On attendait beaucoup plus de Tatsuki, surtout après sa victoire en Argentine. Nous nous sommes alors dit « c’est très bien, c’est son année, il commence à briller ». Et puis il s’est complètement écroulé. On a discuté avec lui, et on lui a rappelé qu’il fallait qu’il apporte quelque chose à l’équipe et soutienne Jaume Masia. On aurait pu s’en séparer avant, on a attendu, et puis il y a eu trop de courses où il n’a pas marqué de points. Nous voulions nous séparer dans de bonnes conditions et ne pas être trop durs avec lui. D’ailleurs, on l’a laissé courir le GP du Japon chez lui, puis on lui a dit qu’on préférait faire rouler un pilote qui serait avec nous l’année prochaine. Il valait mieux entraîner Adrian Fernandez pour 2024, même sans points, plutôt que de conserver Suzuki qui va aller d’ailleurs remplacer Sasaki dans une équipe concurrente. C’était un choix logique finalement. Adrian a démontré qu’il pouvait se battre avec le groupe de devant, et il a pris 11 points en Australie, ce qui est important.
Avec 3 victoires cette année, Jaume Masiá réalise une des meilleures saisons de sa carrière. Après son premier passage chez Leopard, pourquoi est-il parti chez KTM Ajo avant de finalement revenir chez vous après deux saisons ?

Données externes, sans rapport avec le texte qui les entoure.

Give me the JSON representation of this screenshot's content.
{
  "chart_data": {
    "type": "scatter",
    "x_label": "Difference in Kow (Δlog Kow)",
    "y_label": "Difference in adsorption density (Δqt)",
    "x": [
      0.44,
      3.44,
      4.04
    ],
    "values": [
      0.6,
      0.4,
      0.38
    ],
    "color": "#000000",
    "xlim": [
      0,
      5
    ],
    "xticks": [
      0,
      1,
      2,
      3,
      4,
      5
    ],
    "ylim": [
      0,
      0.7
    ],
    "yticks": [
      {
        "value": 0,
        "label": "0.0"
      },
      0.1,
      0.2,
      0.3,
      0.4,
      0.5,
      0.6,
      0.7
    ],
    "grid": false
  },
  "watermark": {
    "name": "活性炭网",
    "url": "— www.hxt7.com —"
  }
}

C’était un choix assez difficile à faire. En 2020, qui fut une année compliquée avec le covid, nous avions dans l’équipe Jaume et Dennis Foggia, et les deux avaient un contrat d’un an. Nous avions à l’époque l’équipe junior, et Xavier Artigas avait un contrat pour piloter chez nous en 2021. Il a donc fallu choisir entre Masia et Foggia. À l’époque, Masia était un peu meilleur, mais Foggia était en train d’arriver aussi. Ce n’était pas facile, on se demandait si avoir deux Espagnols était le bon choix, ou alors un Italien et un Espagnol… Le choix s’est joué sur des petits critères. On a gardé Foggia, avec lui une année on termine deuxième, une autre troisième. Il aurait pu gagner le championnat, mais on ne sait pas si Masia l’aurait gagné à sa place. On ne s’est en tout cas pas quitté en mauvais termes avec Jaume. Et pour 2023, il n’y avait vraiment pas beaucoup de bons pilotes libres et avec de l’expérience. On a donc reparlé avec lui et on a décidé de le reprendre. Il était également content de revenir chez nous après son passage chez KTM.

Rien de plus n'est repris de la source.